Focus on Food Groups

It’s extremely helpful to have a weekly food plan that is based on a variety of foods from various food groups. For instance, one week you might have 70% of your diet from vegetables, 20% from lean proteins, and 10% from whole grains. Another week you might have 70% from grains and 30% from vegetables. These types of strategic plans mirror those outlined by the USDA. When you are eating according to an overall plan, such as the one above, it will be much easier to stick with your new healthy lifestyle for the long term. Here’s an overview of some specific food groups:

Vegetables: Whole vegetables (e.g. Brussels sprouts, green beans, broccoli) are not only a whole lot better for you than fats and sugars, they also have more nutrients per calorie than most other foods. Vegetables contain vitamins, minerals, fiber and antioxidants. Processed vegetables (e.g., frozen or canned vegetable medleys) are also acceptable depending on the type of vegetable (e.g., canned spinach can be high in sodium).

Fruits: Whole fruit is better than fruit juice or dried fruit (because you miss out on the fiber). Fruits contain vitamins and minerals that help boost your immune system, fight off infections and keep your body running smoothly.

Protein: Lean protein sources include fish (especially salmon), beans, nuts, soy products (e.g., tofu, tempeh), and poultry. Many people do not get enough protein in their diets. The recommended daily value for protein is about 56 grams for a 2,000 calorie diet in 2010.
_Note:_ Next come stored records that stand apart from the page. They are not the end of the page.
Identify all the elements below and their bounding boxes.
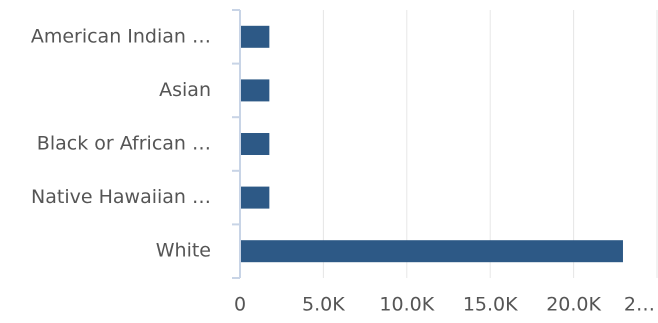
- bar: [241, 133, 270, 155]
- y-tick-label: White: [156, 240, 211, 262]
- bar: [241, 240, 623, 263]
- bar: [241, 186, 270, 209]
- y-tick-label: Native Hawaiian …: [31, 186, 211, 208]
- y-tick-label: American Indian …: [31, 25, 211, 47]
- x-tick-label: 5.0K: [302, 294, 345, 316]
- x-tick-label: 15.0K: [463, 294, 518, 316]
- x-tick-label: 20.0K: [546, 294, 601, 316]
- bar: [241, 25, 270, 48]
- y-tick-label: Black or African …: [37, 133, 211, 155]
- x-tick-label: 10.0K: [379, 294, 434, 316]
- y-tick-label: Asian: [159, 79, 211, 101]
- x-tick-label: 0: [234, 294, 246, 316]
- x-tick-label: 2…: [624, 294, 655, 316]
- bar: [241, 79, 270, 102]
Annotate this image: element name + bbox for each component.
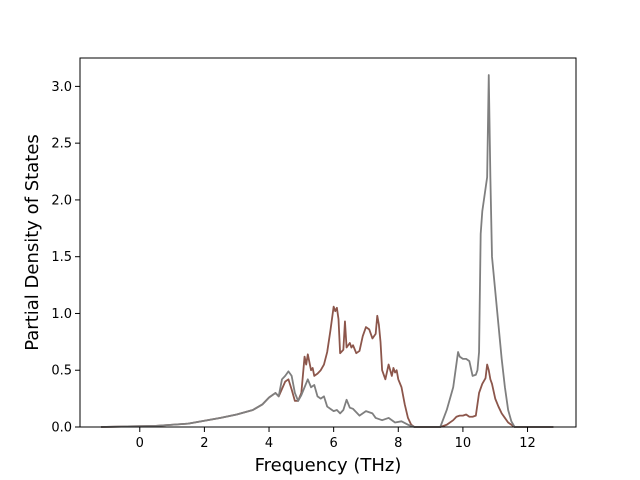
x-tick-label: 2 xyxy=(200,436,208,451)
series-line-2 xyxy=(100,74,554,428)
y-axis-label: Partial Density of States xyxy=(22,134,43,351)
x-tick-label: 0 xyxy=(136,436,144,451)
x-axis-label: Frequency (THz) xyxy=(255,455,402,476)
y-tick-label: 2.5 xyxy=(51,137,72,152)
plot-frame xyxy=(79,57,577,428)
x-tick-label: 8 xyxy=(394,436,402,451)
y-tick-label: 0.0 xyxy=(51,421,72,436)
x-tick-label: 6 xyxy=(330,436,338,451)
ticks-layer: 0 2 4 6 8 10 12 0.0 0.5 1.0 1.5 2.0 2.5 3.0 xyxy=(51,80,535,451)
x-tick-label: 12 xyxy=(519,436,536,451)
y-tick-label: 3.0 xyxy=(51,80,72,95)
series-layer xyxy=(100,74,554,428)
x-tick-label: 10 xyxy=(455,436,472,451)
y-tick-label: 1.0 xyxy=(51,307,72,322)
y-tick-label: 2.0 xyxy=(51,193,72,208)
x-tick-label: 4 xyxy=(265,436,273,451)
y-tick-label: 0.5 xyxy=(51,364,72,379)
y-tick-label: 1.5 xyxy=(51,250,72,265)
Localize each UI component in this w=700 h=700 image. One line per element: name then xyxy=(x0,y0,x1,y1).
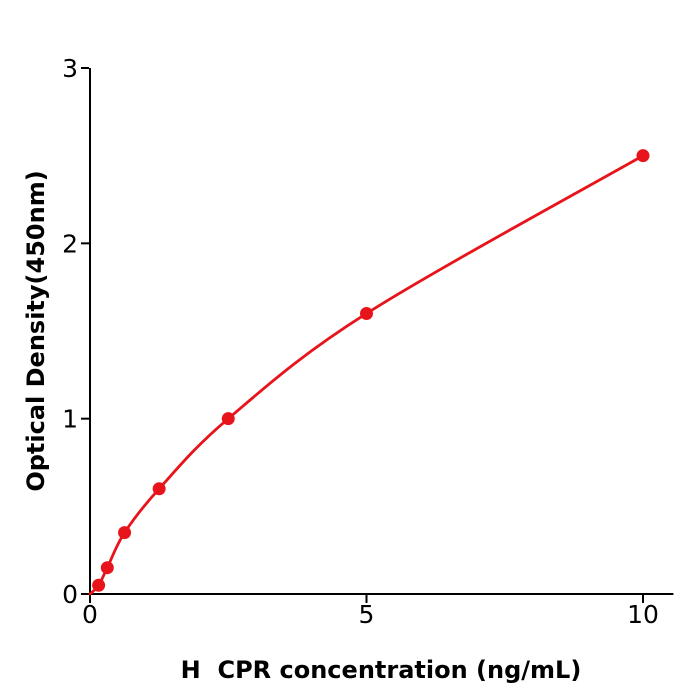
data-point xyxy=(221,412,235,426)
data-point xyxy=(152,482,166,496)
data-point xyxy=(118,526,132,540)
y-tick-label: 2 xyxy=(62,229,78,258)
x-tick-label: 5 xyxy=(359,600,375,629)
y-axis: 0 1 2 3 xyxy=(62,54,91,609)
x-tick-label: 0 xyxy=(82,600,98,629)
y-tick-label: 0 xyxy=(62,580,78,609)
data-point xyxy=(360,306,373,320)
fitted-curve-line xyxy=(88,154,645,596)
y-tick-label: 1 xyxy=(62,405,78,434)
data-point xyxy=(100,561,114,575)
data-points xyxy=(92,149,650,592)
y-tick-label: 3 xyxy=(62,54,78,83)
data-point xyxy=(636,149,650,163)
y-axis-label: Optical Density(450nm) xyxy=(22,170,50,491)
data-point xyxy=(92,578,106,592)
x-axis: 0 5 10 xyxy=(82,593,674,629)
x-axis-label: H CPR concentration (ng/mL) xyxy=(181,656,582,684)
x-tick-label: 10 xyxy=(627,600,659,629)
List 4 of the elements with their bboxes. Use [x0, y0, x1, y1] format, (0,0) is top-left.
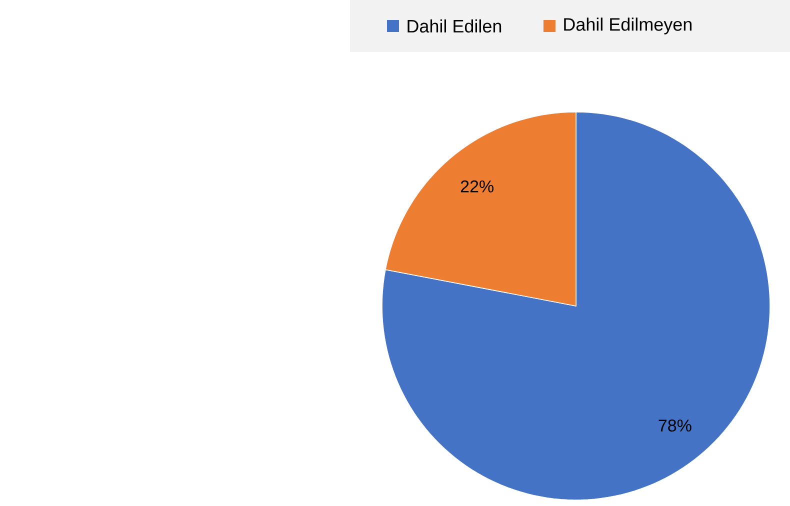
legend-label: Dahil Edilmeyen	[564, 18, 692, 34]
data-label: 22%	[460, 180, 494, 192]
legend-label: Dahil Edilen	[408, 19, 502, 33]
data-label: 78%	[658, 420, 692, 432]
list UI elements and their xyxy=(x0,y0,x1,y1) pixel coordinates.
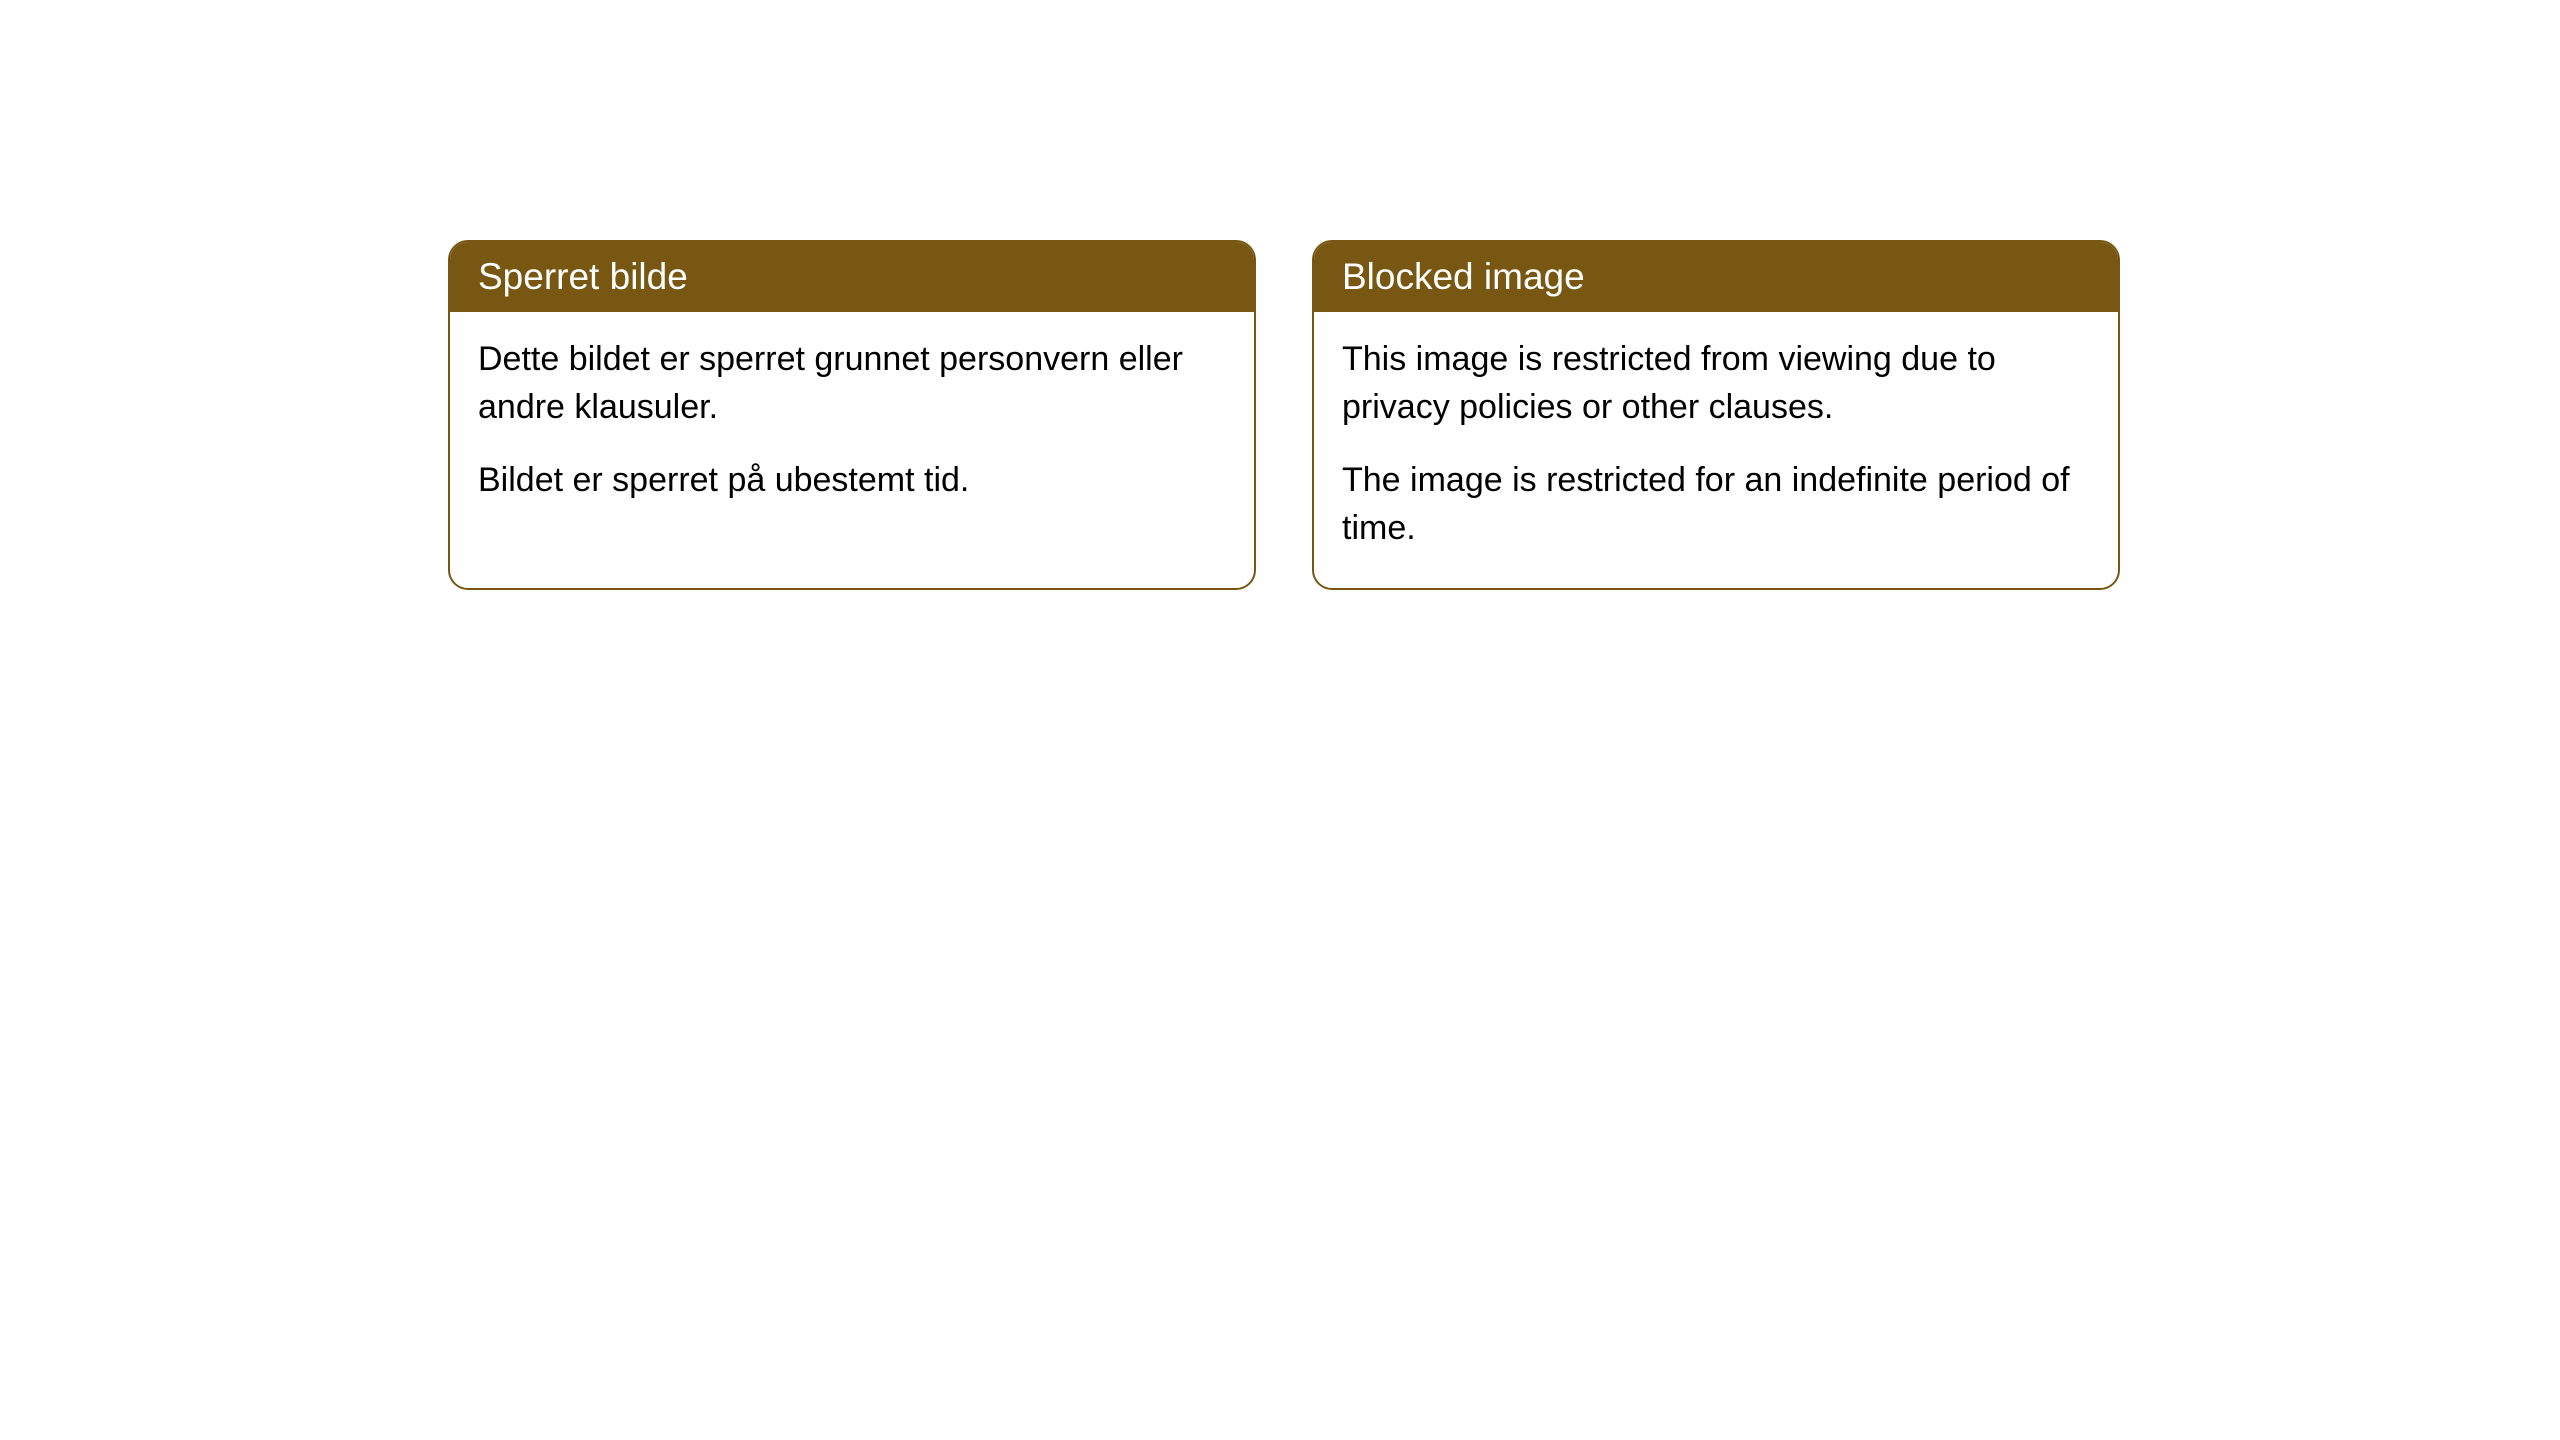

Whole Grains: Whole grains are beneficial because they contain fiber and other nutrients that keep you feeling satisfied longer than processed foods or sugary snacks. Whole grains should be eaten because of their high nutritional value and digestibility; not because they are inherently fattening or unhealthy.

No matter your age or lifestyle, there are many ways that you can improve your diet this week. The goal is to make healthy food choices a permanent part of your lifestyle.